A daily honest check does not solve everything.

But it does something more important: it reduces self-deception.

And once self-deception drops, even a little, better decisions become more possible.

That is also why OneTruth is not just “reflection.” It has to point to a next move.

A mirror alone is not enough.

If all an app does is tell you that you are misaligned, tired, avoidant, restless, or numb, then congratulations, now you are more accurately miserable.

Useful tools should do better than that.

So OneTruth is designed to do three things in a very compact way:

See clearly. Calibrate gently. Move one step.

That is it.

No theatrical healing. No grand identity rewrite. No fake certainty.

Just enough truth to interrupt drift.

And that, to me, is where real change starts.

Not in one dramatic breakthrough, but in repeated moments of non-performance.

A person admits what is true. Makes one better move. Repeats.

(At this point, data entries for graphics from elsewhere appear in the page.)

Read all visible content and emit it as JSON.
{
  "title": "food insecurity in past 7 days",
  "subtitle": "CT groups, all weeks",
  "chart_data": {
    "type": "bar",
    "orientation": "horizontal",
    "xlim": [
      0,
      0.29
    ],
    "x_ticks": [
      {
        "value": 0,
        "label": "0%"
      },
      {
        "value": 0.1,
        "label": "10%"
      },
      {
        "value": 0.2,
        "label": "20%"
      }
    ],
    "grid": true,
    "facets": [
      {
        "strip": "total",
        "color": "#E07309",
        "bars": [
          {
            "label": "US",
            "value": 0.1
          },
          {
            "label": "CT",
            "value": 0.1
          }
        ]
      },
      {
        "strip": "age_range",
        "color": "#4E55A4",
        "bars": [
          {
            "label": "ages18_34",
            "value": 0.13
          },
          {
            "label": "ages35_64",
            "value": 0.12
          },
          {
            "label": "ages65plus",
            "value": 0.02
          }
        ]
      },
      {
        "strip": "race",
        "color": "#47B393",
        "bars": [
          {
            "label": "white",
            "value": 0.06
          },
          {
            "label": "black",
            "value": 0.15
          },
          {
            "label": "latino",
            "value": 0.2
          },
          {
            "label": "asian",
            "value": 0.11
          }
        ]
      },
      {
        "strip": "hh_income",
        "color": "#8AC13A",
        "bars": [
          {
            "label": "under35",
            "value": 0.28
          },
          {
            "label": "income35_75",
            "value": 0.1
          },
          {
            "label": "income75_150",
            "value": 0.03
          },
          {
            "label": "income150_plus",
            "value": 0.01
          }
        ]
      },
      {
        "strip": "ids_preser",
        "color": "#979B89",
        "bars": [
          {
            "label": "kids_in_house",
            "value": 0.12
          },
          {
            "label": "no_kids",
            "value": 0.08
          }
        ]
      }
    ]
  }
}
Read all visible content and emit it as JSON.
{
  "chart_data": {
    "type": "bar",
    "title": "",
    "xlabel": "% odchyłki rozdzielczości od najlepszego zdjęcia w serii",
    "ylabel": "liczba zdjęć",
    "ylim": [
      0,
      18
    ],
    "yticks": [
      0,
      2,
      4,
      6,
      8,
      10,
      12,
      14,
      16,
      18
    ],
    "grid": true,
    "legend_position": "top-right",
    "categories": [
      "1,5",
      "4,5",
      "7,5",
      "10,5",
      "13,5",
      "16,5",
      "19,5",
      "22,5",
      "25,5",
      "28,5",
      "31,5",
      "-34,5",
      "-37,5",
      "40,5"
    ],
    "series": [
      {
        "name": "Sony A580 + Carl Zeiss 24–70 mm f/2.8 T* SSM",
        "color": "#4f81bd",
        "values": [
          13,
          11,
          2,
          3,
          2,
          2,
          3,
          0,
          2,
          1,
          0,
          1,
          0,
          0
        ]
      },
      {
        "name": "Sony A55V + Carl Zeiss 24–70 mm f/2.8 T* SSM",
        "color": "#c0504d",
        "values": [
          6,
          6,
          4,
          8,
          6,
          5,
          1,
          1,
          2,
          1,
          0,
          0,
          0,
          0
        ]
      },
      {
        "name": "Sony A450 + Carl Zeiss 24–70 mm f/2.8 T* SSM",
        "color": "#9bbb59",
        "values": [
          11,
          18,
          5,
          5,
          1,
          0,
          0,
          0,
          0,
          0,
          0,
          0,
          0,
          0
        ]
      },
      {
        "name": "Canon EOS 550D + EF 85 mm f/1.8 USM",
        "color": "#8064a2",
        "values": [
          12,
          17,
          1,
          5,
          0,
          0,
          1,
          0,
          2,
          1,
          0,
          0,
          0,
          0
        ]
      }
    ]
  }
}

Over time, that changes trajectory.

This matters to me far beyond one app.

Because I do not think life is mainly shaped by big declarations. I think it is shaped by what we repeat when nobody is watching.

That is true in business too.

Right now, I am building across two realities at once. One is the set of products I am trying to build under my own direction. The other is the AI-related work and products I am building with partners in the middle of actual constraints and real-world complexity.

So I do not have the luxury of pretending that life is clean, linear, and fully controlled.

It is not.

That is exactly why honesty matters more.

If your life is messy, your internal signal needs to be cleaner, not louder.

And that is why I made OneTruth first.

Not because it is the final form of what I want to build.

But because it solves a problem I believe is deeper than most productivity problems: people drift because they stop telling themselves the truth.

Sometimes softly. Sometimes strategically. Sometimes almost elegantly.

But still.

They drift.

If OneTruth can help a person pause for thirty seconds at night and see themselves a little more clearly, without shame and without performance, I think that matters.

If it can help someone stop acting out growth and start practicing honesty, I think that matters even more.

And yes, I hope it becomes a real business.

I am not allergic to ambition. I am not pretending money is irrelevant. Wealth matters. Freedom matters. Building something durable matters.

But I also think the best products usually carry a real human need inside them. Not a pitch deck version of need. A lived one.

OneTruth came from that place.

I built it first for myself.

Now I am releasing it to see whether it can be useful to other people too.

That is the experiment.

Not whether people enjoy being analyzed.

But whether they are ready, even briefly, to stop performing and face one true thing.